The patriarch came to the U.S. capital at this time – as he did a year earlier – to participate in the National Prayer Breakfast, a large annual gathering of the world’s religious and other leaders. And he used the occasion of his four-day visit here to speak about his country’s critical needs during his meetings with prominent senators and congressmen, State Department officials and representatives of Washington organizations.

On the first day of his visit here, February 3, the Embassy of Ukraine organized a press conference for him, at which he presented his “religious and moral point of view” about the developments in his country.

He said he came to the National Prayer Breakfast “to pray together for world peace” and to interact and remind American leaders that Ukraine is asking the United States to fulfill its duty as a signatory of the Budapest Memorandum to help Ukraine defend its territory.

Ukraine has proven its peaceful intentions by signing that memorandum and giving up its nuclear weapons, he said. And now the question is “do we have the right to defend our territory or not,” and are not the other signatories of that memorandum – the United States, Great Britain and Russia – obligated to guarantee Ukraine’s territorial integrity.

“We did not attack Russia,” Patriarch Filaret said. “Quite the contrary. Russia intruded into Ukrainian affairs. We are defending our territory and are asking those guarantors to show the world that they will do what they are obliged to do.”

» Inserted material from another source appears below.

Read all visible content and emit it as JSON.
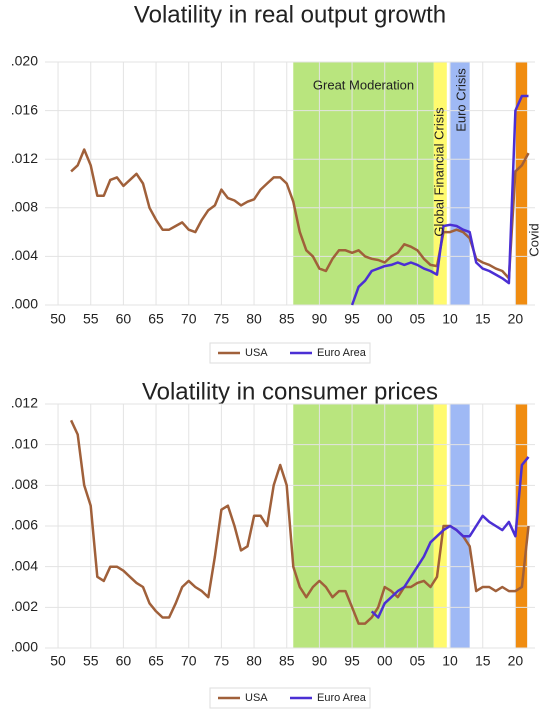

He said, “We came here, on the one hand, to thank the United States for its assistance in defending our territorial integrity, and on the other hand, to ask that it defend this guarantee to the end – that Russia return Crimea to Ukraine and stop the war on the territory of Ukraine.” Patriarch Filaret said that Ukraine is asking the United States to provide it with modern weapons, because at this stage of the war Ukraine is not able to produce them by itself.

He also appealed to Ukrainians living in the United States and elsewhere in the West for their help with donations to help cover the costs of Ukraine’s defense and humanitarian aid for those now suffering from the aggression in the Donbas region. “And to pray to God in their behalf,” he added.

Visiting Capitol Hill, Patriarch Filaret met with Rep. Marcy Kaptur (D-Ohio) and Sen. John McCain (R-Ariz.), and noted for their support of Ukraine in Washington. He awarded Sen. McCain with the Order of St. Volodymyr, First Degree, for his continuous work on behalf of Ukraine.

Patriarch Filaret also focused on Ukraine’s need for American military aid during a meeting on February 6 at the U.S.-Ukraine Foundation with representatives of Ukrainian American organizations in Washington and with two former U.S. ambassadors to the post-Soviet region: William Green Miller, the second U.S. ambassador to Ukraine (1993-1998), and William Courtney, who was the first U.S. ambassador to Kazakhstan (1992-1995) and then served as ambassador to Georgia (1995-1997).

During that discussion, Patriarch Filaret suggested that with ample modern weapons and other military equipment received from the West, Ukraine will have the upper hand in fighting against Russia’s aggression in eastern Ukraine. And that is because Ukrainian soldiers are willing to die in their fight to protect their native land, he said – something the Russian soldiers are not willing to do for the sake of acquiring foreign land.